One more concept to introduce before I actually get to an answer. In stellar dynamics, "relaxation" refers to the process by which the orbits of individual stars are perturbed, which eventually tends to drive the system to a configuration with a dense stellar core and a diffuse "halo" of stars surrounding it. The characteristic timescale for this to occur is $t_{\rm rh}$:
$$t_{\rm rh} = \frac{0.17 N}{\ln(\lambda N)}\sqrt{\frac{r_{\rm h}^3}{GM}}$$
$N$ is the number of particles in the system, $\lambda$ is determined empirically and is typically taken to be $0.1$, $r_{\rm h}$ is the radius enclosing half the mass of the system, $M$ is the total mass of the system and $G$ is of course the gravitational constant.

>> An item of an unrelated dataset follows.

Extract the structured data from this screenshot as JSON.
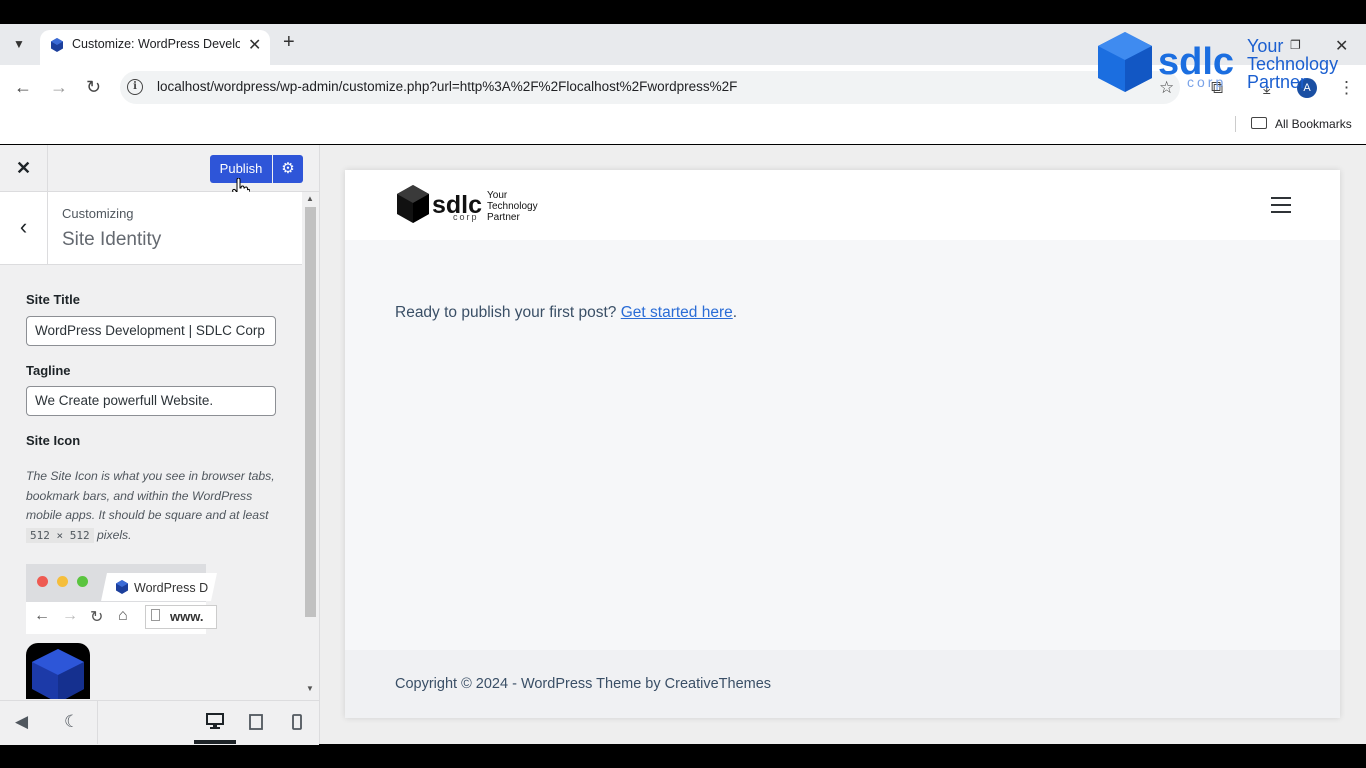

Now the actual answer. As stars orbit in a stellar system, they interact and exchange energy. A particular star may happen to gradually gain energy through multiple interactions until it has positive energy (i.e. kinetic energy that exceeds the potential binding it to the system), it can then escape the system and go off "to infinity". The remaining particles are then less bound to the system, and gradually more and more particles can escape via the same process. Eventually only two particles (stars) remain, and are in a Keplerian orbit about each other.
A crude way to estimate the timescale for evaporation is to assume that stars with speeds exceeding the escape speed are removed on the timescale $t_{\rm rh}$. Assuming a Maxwellian speed distribution, the fraction of stars with speeds exceeding the escape speed is $\gamma=7.38\times10^{-3}$. The loss rate is then:
$$\frac{{\rm d}N}{{\rm d}t}=-\frac{\gamma N}{t_{\rm rh}}$$
The natural definition for the evaporation timescale is therefore $t_{\rm evap}=t_{\rm rh}/\gamma$, so the system evaporates in about $140$ relaxation timescales. A more detailed calculation gives a value closer to $t_{\rm evap}\approx 300 t_{\rm rh}$.
Regarding the rarity of inelastic encounters, the timescale for collisions in a typical globular cluster is $t_{\rm coll}\approx4\times10^{3}t_{\rm rh}$ (even longer in a galaxy), so generally these collisions can safely be neglected in the context of evaporation, but in some cases it can be as short as $t_{\rm coll}\approx20t_{\rm rh}$.
My reference for all of the above is Binney & Tremaine's Galactic Dynamics text (2 ed.). Chapter 7 goes through the evaporation of stellar systems, and many related processes, probably in more detail than you ever wanted to see. If you're unsatisfied with the above I suggest reading that, as I don't really want to produce a rehash of an entire book chapter here. If anything above requires clarification, though, please let me know!